Como no era tonto, políticamente hablando, Craso apartó la mirada de los carísimos granos de pimienta y la fijó en César.
– ¡Vaya! ¿Qué pretende conseguir nuestro amigo Magnus?
– Gabinio le propuso a la plebe que legislase conceder un imperium ilimitado, y todo lo demás también absolutamente ilimitado, a un solo hombre. Naturalmente, no nombró a ese hombre. El objeto de todo ello es acabar con los piratas -dijo César, que sonrió cuando vio cómo una niña le estampaba la pizarra encerada en la cabeza al niño que tenía a su lado.
– Un trabajo ideal para Magnus -dijo Craso.
– Desde luego. Por cierto, tengo entendido que ha estado haciendo los deberes durante más de dos años. No obstante, esa misión no gozará de popularidad en el Senado, ¿no crees?
– No entre Catulo y sus muchachos.
– Ni entre la mayoría de los miembros del Senado, pronostico yo. Nunca le perdonarán a Magnus que les obligase a legitimar su deseo de ser cónsul.
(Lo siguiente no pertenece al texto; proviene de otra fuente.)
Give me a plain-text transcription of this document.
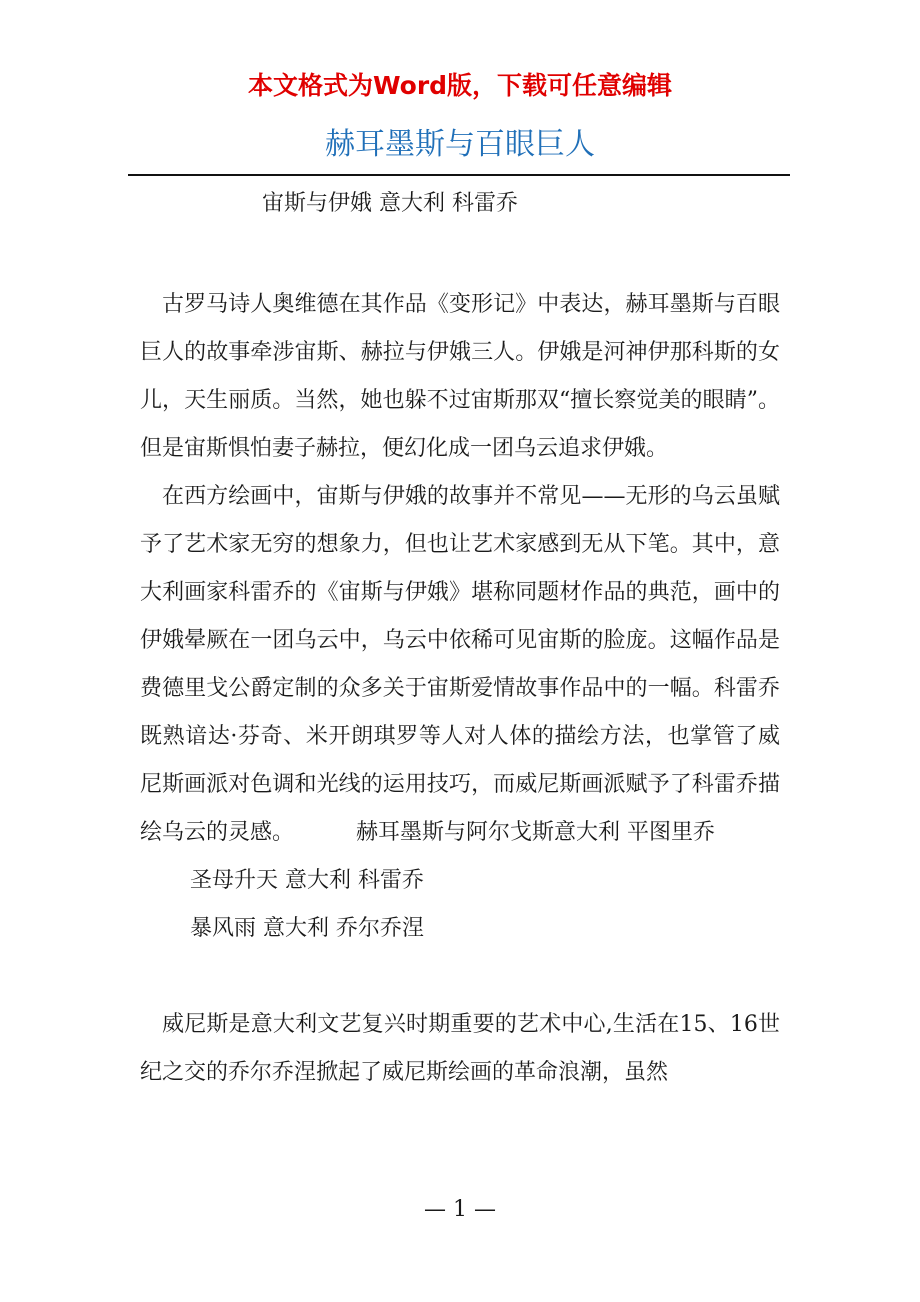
本文格式为Word版，下载可任意编辑
赫耳墨斯与百眼巨人
宙斯与伊娥 意大利 科雷乔

古罗马诗人奥维德在其作品《变形记》中表达，赫耳墨斯与百眼巨人的故事牵涉宙斯、赫拉与伊娥三人。伊娥是河神伊那科斯的女儿，天生丽质。当然，她也躲不过宙斯那双“擅长察觉美的眼睛”。但是宙斯惧怕妻子赫拉，便幻化成一团乌云追求伊娥。

在西方绘画中，宙斯与伊娥的故事并不常见——无形的乌云虽赋予了艺术家无穷的想象力，但也让艺术家感到无从下笔。其中，意大利画家科雷乔的《宙斯与伊娥》堪称同题材作品的典范，画中的伊娥晕厥在一团乌云中，乌云中依稀可见宙斯的脸庞。这幅作品是费德里戈公爵定制的众多关于宙斯爱情故事作品中的一幅。科雷乔既熟谙达·芬奇、米开朗琪罗等人对人体的描绘方法，也掌管了威尼斯画派对色调和光线的运用技巧，而威尼斯画派赋予了科雷乔描绘乌云的灵感。	赫耳墨斯与阿尔戈斯意大利 平图里乔

圣母升天 意大利 科雷乔

暴风雨 意大利 乔尔乔涅

威尼斯是意大利文艺复兴时期重要的艺术中心,生活在15、16世纪之交的乔尔乔涅掀起了威尼斯绘画的革命浪潮，虽然

— 1 —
– Yo tampoco -dijo Craso con aire lúgubre. Tomó aire-. Así que tú crees que Catulo me pedirá que me presente yo para ese trabajo en oposición a Pompeyo.
– Estoy seguro.
– Tentador -dijo Craso, cuya atención se vio atraída hacia la escuela porque el niño estaba llorando y el pedagogo intentaba evitar una riña general entre sus pupilos.
– Pues no te sientas tentado de aceptar, Marco -le dijo César con suavidad.
– ¿Por qué no?
– No saldría bien, Marco. Créeme, no saldría bien. Si Magnus está tan preparado como creo que está, permite que le den a él el trabajo. Tus negocios sufren los efectos de la piratería tanto como cualquier otro negocio. Si eres inteligente te quedarás en Roma y recogerás los beneficios que supone el hecho de que las vías marítimas estén libres de piratas. Ya conoces a Magnus. Hará el trabajo, y lo hará bien. Pero todos los demás estarán esperando a ver qué pasa. Puedes sacar partido de este escepticismo, aunque dure muchos meses, pues ello te permitirá estar preparado para cuando lleguen los buenos tiempos, que seguro que vendrán -dijo César.